Alasdair Gray is one the most significant Scottish mural artists of the 20th and early 21st centuries. Gray began creating murals in the 1950s and continued working in this medium into the early 2010s, producing one of the largest pieces of public art in Scotland with his murals for the arts and entertainment venue Òran Mór, Glasgow in 2002-2004. With a number of Gray's earlier public works having been lost to demolition, the mural in the Palacerigg Visitor Centre of 1974 is amongst his earliest surviving public murals. Of the seven murals Gray lists as having completed before the Palacerigg commission, three are known to have been lost, these are: The Seven Days of Creation Mural, 1958, Greenhead Parish Church, Firmament, 1958, Belleisle Street Synagogue and Falls of Clyde Landscape, 1969, The Tavern, Kirkfieldbank (Alasdair Gray: critical appreciations, pp. 37-39). The Mural on the Book of Ruth painted in 1973 for Greenbank Church of Scotland, Clarkston (LB52459) survives, however the faces of the figures in the mural were completed by another artist in Gray's absence.
The Scottish Wildlife Mural at the Palacerigg Visitor Centre is a major example of a public mural dating from the second half of the 20th century and is amongst the earlier surviving works of Alasdair Gray, an artist and cultural figure of national importance.
Social historical interest
The mural was commissioned to decorate the newly built Palacerigg Country Park exhibition and visitor centre. Country parks were established in Scotland from the later 1960s by local authorities to provide space for open-air recreation close to towns and cities. As well as providing recreation for the residents of the New Town of Cumbernauld, the park's first Director, noted naturalist David Stephen, developed the park at Palacerigg to have a particular emphasis on wildlife conservation and education. The conservationist theme of the mural reflects the aims of the park in the 1970s and tells us about the varied objectives of country park development in central Scotland in the later 20th century.

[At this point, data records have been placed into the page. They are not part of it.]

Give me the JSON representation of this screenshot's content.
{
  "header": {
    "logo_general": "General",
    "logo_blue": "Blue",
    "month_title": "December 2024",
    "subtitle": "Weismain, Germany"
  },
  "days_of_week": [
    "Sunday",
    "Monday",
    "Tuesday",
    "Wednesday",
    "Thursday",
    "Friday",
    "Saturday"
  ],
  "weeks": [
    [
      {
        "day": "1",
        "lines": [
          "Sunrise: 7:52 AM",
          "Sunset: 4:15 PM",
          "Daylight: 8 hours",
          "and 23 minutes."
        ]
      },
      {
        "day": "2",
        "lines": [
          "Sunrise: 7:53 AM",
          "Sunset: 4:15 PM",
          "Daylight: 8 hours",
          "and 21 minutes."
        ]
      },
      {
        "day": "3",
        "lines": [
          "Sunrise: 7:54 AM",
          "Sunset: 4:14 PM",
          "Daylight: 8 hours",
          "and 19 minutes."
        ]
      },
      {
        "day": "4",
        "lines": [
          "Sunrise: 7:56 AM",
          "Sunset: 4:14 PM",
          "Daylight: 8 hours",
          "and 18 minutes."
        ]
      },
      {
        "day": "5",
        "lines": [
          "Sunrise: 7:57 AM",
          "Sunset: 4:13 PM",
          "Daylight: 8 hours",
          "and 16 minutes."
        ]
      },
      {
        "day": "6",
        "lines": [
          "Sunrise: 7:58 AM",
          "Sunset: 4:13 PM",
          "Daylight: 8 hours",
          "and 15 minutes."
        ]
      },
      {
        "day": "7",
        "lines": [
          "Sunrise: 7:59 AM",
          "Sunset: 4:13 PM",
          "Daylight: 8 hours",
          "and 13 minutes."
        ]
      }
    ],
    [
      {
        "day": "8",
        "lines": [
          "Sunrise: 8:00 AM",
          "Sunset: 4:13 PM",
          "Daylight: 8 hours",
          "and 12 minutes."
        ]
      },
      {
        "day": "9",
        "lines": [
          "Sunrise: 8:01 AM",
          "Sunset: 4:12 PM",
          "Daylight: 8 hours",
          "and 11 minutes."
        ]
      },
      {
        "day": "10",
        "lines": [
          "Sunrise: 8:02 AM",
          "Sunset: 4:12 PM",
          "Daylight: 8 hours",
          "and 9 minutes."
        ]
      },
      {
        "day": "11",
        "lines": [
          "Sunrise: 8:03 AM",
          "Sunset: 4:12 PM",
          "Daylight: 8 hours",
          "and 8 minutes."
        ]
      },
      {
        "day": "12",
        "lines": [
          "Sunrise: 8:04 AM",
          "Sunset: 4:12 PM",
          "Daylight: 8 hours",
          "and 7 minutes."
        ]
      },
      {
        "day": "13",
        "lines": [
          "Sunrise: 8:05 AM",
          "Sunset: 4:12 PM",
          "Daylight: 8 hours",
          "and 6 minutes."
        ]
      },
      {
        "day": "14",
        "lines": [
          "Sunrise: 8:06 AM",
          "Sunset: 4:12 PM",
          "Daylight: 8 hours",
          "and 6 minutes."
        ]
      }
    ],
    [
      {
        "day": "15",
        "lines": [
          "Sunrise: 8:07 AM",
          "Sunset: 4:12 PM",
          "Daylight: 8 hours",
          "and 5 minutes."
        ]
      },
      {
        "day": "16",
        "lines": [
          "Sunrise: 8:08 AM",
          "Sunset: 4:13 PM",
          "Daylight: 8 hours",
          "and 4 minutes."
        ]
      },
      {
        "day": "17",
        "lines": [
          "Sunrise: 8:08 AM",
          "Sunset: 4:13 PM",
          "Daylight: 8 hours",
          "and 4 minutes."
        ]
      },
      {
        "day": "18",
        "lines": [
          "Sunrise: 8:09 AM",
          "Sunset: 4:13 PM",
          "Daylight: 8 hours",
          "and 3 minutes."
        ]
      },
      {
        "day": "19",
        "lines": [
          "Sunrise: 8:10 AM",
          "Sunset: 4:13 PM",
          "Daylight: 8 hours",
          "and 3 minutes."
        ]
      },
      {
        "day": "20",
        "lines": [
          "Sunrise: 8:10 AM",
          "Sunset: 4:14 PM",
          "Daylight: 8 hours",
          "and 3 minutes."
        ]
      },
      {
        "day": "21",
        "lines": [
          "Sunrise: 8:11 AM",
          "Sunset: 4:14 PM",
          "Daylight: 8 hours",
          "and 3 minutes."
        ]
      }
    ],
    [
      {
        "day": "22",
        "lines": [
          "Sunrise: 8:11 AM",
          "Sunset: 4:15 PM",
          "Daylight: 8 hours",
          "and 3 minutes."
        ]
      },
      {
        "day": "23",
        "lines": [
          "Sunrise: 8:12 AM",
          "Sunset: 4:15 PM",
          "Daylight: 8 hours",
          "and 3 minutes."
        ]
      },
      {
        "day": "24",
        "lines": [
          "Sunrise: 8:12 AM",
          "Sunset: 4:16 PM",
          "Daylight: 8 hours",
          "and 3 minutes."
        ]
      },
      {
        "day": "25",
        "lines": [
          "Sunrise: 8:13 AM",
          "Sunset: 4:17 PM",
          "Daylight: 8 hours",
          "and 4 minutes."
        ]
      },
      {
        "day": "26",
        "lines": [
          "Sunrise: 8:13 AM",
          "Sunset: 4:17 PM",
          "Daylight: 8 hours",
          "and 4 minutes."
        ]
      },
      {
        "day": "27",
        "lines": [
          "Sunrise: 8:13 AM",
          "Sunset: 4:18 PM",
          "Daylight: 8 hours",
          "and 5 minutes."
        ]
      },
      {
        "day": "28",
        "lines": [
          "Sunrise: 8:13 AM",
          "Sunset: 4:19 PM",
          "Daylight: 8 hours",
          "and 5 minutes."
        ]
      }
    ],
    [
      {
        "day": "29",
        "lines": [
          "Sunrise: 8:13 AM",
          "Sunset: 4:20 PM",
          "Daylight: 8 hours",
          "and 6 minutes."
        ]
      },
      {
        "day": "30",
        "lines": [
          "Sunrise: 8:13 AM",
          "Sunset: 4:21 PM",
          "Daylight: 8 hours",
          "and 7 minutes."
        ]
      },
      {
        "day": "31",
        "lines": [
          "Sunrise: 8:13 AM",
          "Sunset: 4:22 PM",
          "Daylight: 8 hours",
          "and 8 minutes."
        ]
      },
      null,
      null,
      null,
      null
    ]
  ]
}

Association with people or events of national importance
The Scottish Wildlife mural at the Palacerigg Visitor Centre has close historical associations with a person of national importance. The creator of the mural, Alasdair Gray has had a significant impact on Scotland's cultural heritage of the later 20th and early 21st centuries.
Gray's work influenced many foremost Scottish artists and writers of the later 20th and early 21st century. Following his death in 2019 Gray was described as 'the father figure of the renaissance in Scottish literature and art' referring to a period beginning in the 1980s (The Guardian, Obituary).
A Scottish nationalist, Gray also wrote about history and politics. His impact and influence on Scottish culture is demonstrated by the engraving of a phrase he popularised "Work as if you live in the early days of a better nation" (attributed by Gray to Canadian author Dennis Leigh) on the Canongate Wall of the new Scottish Parliament Building in 2004.
Gray's association with the mural at the Palacerigg Visitor Centre is well documented. Gray recalled the commission for the mural at Palacerigg and his inspiration for the artwork in his book A life in Pictures of 2012. He describes how he lived on site in 1974 to complete the work and returned to restore the mural in 2001 (A Life in Pictures, pp. 170-172, 259).